Une proposition de loi visant à renforcer la prévention et la répression des violences faites aux femmes était débattue jeudi 25 février à l'Assemblée. Ce texte met en œuvre les mesures annoncées en novembre dernier alors que les violences faites aux femmes ont été décrétées "grande cause nationale 2010".
Le texte, déposé par les députés Danielle Bousquet (PS) et Guy Geoffroy (UMP), crée notamment une "ordonnance de protection des victimes", permettant à un juge de statuer dans les 24 heures en cas d'urgence, un "délit de violence psychologique" (ou harcèlement conjugal), un délit de "contrainte au mariage", des mesures pour protéger les étrangères et la possibilité d'utiliser le bracelet électronique.

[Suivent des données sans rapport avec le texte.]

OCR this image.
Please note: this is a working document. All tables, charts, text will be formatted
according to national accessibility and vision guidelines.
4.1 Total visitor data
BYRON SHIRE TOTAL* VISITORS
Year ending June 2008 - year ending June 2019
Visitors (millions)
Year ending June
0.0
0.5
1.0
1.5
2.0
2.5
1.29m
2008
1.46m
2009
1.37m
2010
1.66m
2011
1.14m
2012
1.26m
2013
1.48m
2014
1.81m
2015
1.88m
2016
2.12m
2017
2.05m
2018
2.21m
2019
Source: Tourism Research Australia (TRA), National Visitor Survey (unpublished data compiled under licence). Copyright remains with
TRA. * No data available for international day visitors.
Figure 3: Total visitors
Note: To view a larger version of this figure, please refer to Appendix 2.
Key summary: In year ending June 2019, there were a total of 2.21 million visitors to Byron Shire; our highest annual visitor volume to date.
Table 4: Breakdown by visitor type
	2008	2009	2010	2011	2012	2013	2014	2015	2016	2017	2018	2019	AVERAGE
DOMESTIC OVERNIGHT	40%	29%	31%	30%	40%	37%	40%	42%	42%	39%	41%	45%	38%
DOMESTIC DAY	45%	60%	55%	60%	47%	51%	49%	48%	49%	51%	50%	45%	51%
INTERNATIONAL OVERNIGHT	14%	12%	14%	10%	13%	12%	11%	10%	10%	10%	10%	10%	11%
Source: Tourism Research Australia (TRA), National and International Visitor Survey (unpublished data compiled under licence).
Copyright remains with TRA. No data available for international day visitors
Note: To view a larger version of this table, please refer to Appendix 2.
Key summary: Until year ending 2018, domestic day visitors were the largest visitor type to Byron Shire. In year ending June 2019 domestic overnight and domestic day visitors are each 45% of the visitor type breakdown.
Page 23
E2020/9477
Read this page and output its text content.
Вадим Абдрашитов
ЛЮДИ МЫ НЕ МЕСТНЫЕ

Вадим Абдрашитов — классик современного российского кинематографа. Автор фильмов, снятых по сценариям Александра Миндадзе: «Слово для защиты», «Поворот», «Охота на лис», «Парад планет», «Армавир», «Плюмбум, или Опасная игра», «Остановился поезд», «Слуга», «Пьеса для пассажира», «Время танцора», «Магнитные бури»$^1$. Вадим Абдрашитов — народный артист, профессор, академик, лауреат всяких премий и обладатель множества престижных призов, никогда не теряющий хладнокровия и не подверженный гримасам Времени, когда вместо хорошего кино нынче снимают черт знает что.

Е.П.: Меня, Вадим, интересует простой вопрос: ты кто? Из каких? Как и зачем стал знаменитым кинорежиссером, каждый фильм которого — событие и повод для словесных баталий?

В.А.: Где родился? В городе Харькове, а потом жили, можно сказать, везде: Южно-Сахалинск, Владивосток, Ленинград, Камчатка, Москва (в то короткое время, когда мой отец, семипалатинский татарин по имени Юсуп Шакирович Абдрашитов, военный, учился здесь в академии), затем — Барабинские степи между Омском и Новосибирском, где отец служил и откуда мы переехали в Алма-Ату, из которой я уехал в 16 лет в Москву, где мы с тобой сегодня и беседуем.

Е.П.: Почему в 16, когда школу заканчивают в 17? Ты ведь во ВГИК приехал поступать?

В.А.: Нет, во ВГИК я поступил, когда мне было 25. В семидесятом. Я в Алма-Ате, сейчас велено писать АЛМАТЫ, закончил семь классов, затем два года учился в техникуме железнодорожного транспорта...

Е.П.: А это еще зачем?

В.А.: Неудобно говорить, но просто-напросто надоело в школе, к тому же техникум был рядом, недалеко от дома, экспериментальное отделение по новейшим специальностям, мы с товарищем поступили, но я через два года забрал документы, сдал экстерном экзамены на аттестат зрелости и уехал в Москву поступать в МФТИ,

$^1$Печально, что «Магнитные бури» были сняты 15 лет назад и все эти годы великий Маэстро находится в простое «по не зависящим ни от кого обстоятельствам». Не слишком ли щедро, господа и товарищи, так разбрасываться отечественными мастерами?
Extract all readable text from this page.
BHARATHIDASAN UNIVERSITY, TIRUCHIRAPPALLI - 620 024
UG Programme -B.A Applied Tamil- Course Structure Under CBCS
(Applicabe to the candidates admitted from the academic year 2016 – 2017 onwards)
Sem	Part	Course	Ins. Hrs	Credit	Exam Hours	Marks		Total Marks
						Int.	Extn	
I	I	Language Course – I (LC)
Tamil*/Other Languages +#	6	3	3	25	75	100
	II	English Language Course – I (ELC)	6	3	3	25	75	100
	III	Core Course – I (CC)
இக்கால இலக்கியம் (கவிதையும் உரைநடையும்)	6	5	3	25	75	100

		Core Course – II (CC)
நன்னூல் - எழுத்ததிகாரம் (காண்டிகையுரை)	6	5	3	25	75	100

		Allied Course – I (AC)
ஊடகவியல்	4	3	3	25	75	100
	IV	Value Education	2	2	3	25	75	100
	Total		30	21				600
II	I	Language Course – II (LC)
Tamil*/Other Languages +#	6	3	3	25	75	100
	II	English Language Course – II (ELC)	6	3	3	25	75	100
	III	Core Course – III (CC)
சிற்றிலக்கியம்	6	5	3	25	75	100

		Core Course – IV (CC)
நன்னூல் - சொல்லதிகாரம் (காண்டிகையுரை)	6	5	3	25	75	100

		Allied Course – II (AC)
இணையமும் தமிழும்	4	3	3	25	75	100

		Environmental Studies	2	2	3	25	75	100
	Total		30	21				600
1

Le texte instaure la possibilité d'utiliser un bracelet électronique pour contrôler l'effectivité de la mesure d'éloignement du conjoint violent.
Pour ce qui est des violences psychologiques, les députés se sont inspirés de la définition du harcèlement moral, un délit créé en 2002, qui ne s’applique qu’au monde du travail. Seront donc considérées comme des violences psychologiques au sein du couple les "agissements ou les paroles répétés ayant pour objet ou pour effet une dégradation des conditions de vie de la victime susceptible de porter atteinte à ses droits et à sa dignité ou d’entraîner une altération de sa santé physique ou mentale". Les peines prévues pour ces violences sont trois ans d’emprisonnement et 75.000 euros d’amende.
Beaucoup de juristes restent cependant perplexes, rapporte Le Monde. Comment distinguer les violences psychologiques des altercations ou des tensions qui constituent souvent le lot des couples? "Il s’agit, une fois encore, d’une loi d’affichage et de communication, affirme Christophe Vivet, secrétaire national de l’Union syndicale des magistrats (USM). "Être désagréable de manière répétée, critiquer sans cesse sa compagne, est-ce une violence psychologique au sens pénal ? Il y a un vrai risque d’arbitraire dans ce texte qui va autoriser la justice à s’immiscer dans la vie privée des couples."
Des associations de femmes qui luttent contre ces violences défendent cette incrimination qui permettra, considèrent-elles, d’intervenir au sein du couple avant même que les coups pleuvent.
En ce qui concerne la protection des étrangères, la proposition de loi prévoit d'accorder ou de renouveler le titre de séjour des femmes venues en France au titre du regroupement familial, mais qui ont dû se séparer de leur mari en raison de violences. Un autre article permet la délivrance d'une carte de séjour aux personnes en situation irrégulière ayant subi des violences conjugales.
À la veille de l'examen de cette proposition de loi, Amnesty International a fait valoir dans un rapport qu'il rendait public que "l'efficacité de la politique de prévention et de lutte" est "conditionnée à une meilleure coordination des moyens mis en œuvre et à un financement adéquat de la part de l'État". Sans le financement nécessaire, "les plans de lutte ne peuvent ni se développer ni se révéler efficaces". Ainsi le la législation renforcée de 2006 n'aurait pas donné de "résultats satisfaisants" faute d'être "effectivement utilisée et appliquée avec rigueur". "Peu de victimes" accèdent à la justice: en 2007 et 2008, "moins de 10% des femmes victimes de violence commises par leur conjoint auraient porté plainte", indique le rapport.